HBHL awarded five attendance scholarships for HBHL Fellows to attend the IVADO/Mila Deep Learning School. The School took place from September 9 to 13, 2019 in Montreal. Through presentations and interactive tutorials, participants gained knowledge and skills in convolutional neural networks, language processing, reinforcement learning and more that they can apply to their own research.
Check out what the HBHL Fellows had to say about their experience:
The week-long school provided a deep dive into machine learning and deep learning techniques and had us thinking about the best ways to use these methods within our own big datasets. All of the talks were aimed at a broad audience, with theoretical lectures first thing in the morning, mathematical ones at midday, and computational tutorials later in the afternoon, which really helped in understanding the methods across different perspectives. The work on convolutional neural networks and reinforcement learning were of particular interest to me since these techniques have a large overlap with my current interest in using open source data to predict patterns of mind wandering and attentional states within individuals.
-Effie Pereira (read more about Effie's experience on her website)
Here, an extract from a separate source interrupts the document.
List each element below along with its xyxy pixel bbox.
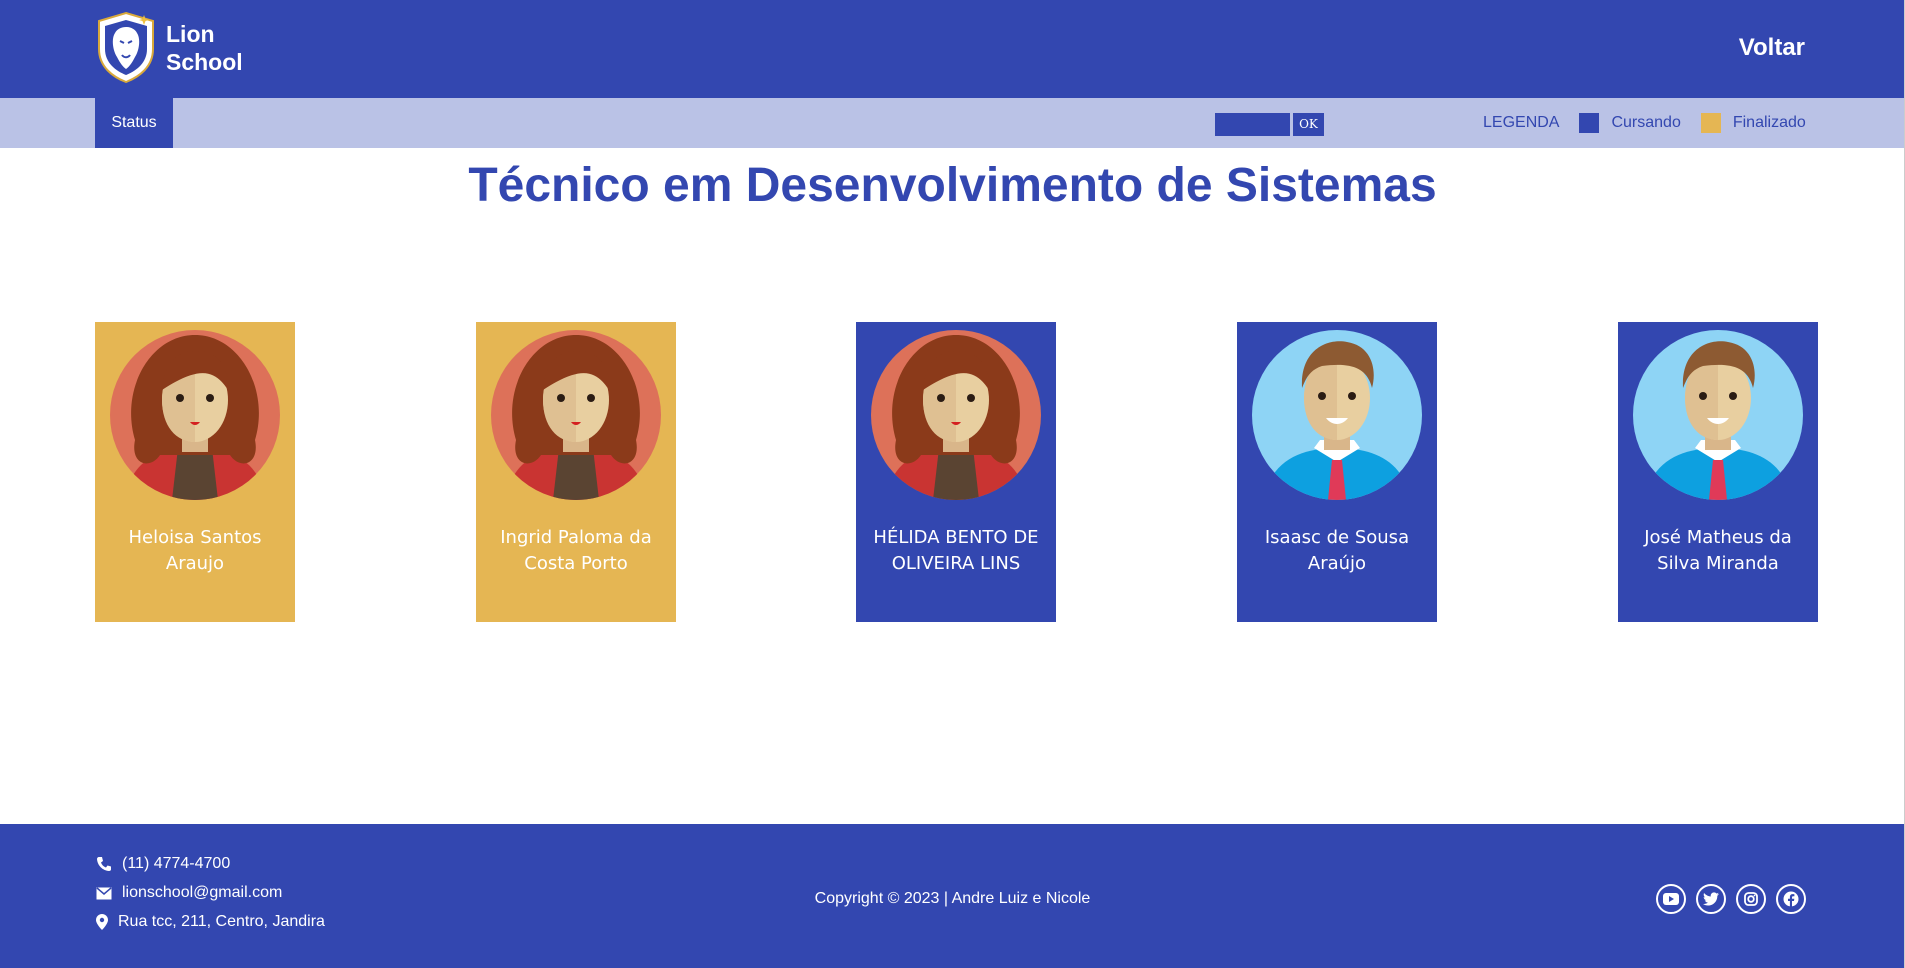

The deep learning workshop was an excellent opportunity, both to gain a deeper understanding of how to design convolutional neural networks used in my own research, as well as learning about many other aspects of artificial intelligence. After one day of foundational machine-learning theory, each of the following 4 days focused on a different branch of deep learning, with lectures throughout mornings and afternoons and hands-on tutorials in the evenings. This intensive mix of theoretical and practical sessions provided a strong foundation which will allow me to better apply AI in my current project and future endeavours.
I have never attended a workshop like this before. The teaching and support was excellent. The community attending was incredible. Everyone I met was so interesting and working to solve great problems. I really liked learning something that has applications in other fields than neuroscience (safety, traffic, banking, mining, videogames, data centres, diagnosis of rare diseases). I shared a lot of discussions throughout the week about pragmatic issues and obstacles that I will need to overcome (already collected data, sex bias, ethnicity bias). I made friends with people who want to help me succeed and apply these methods to my own research. I am really excited to explore these techniques.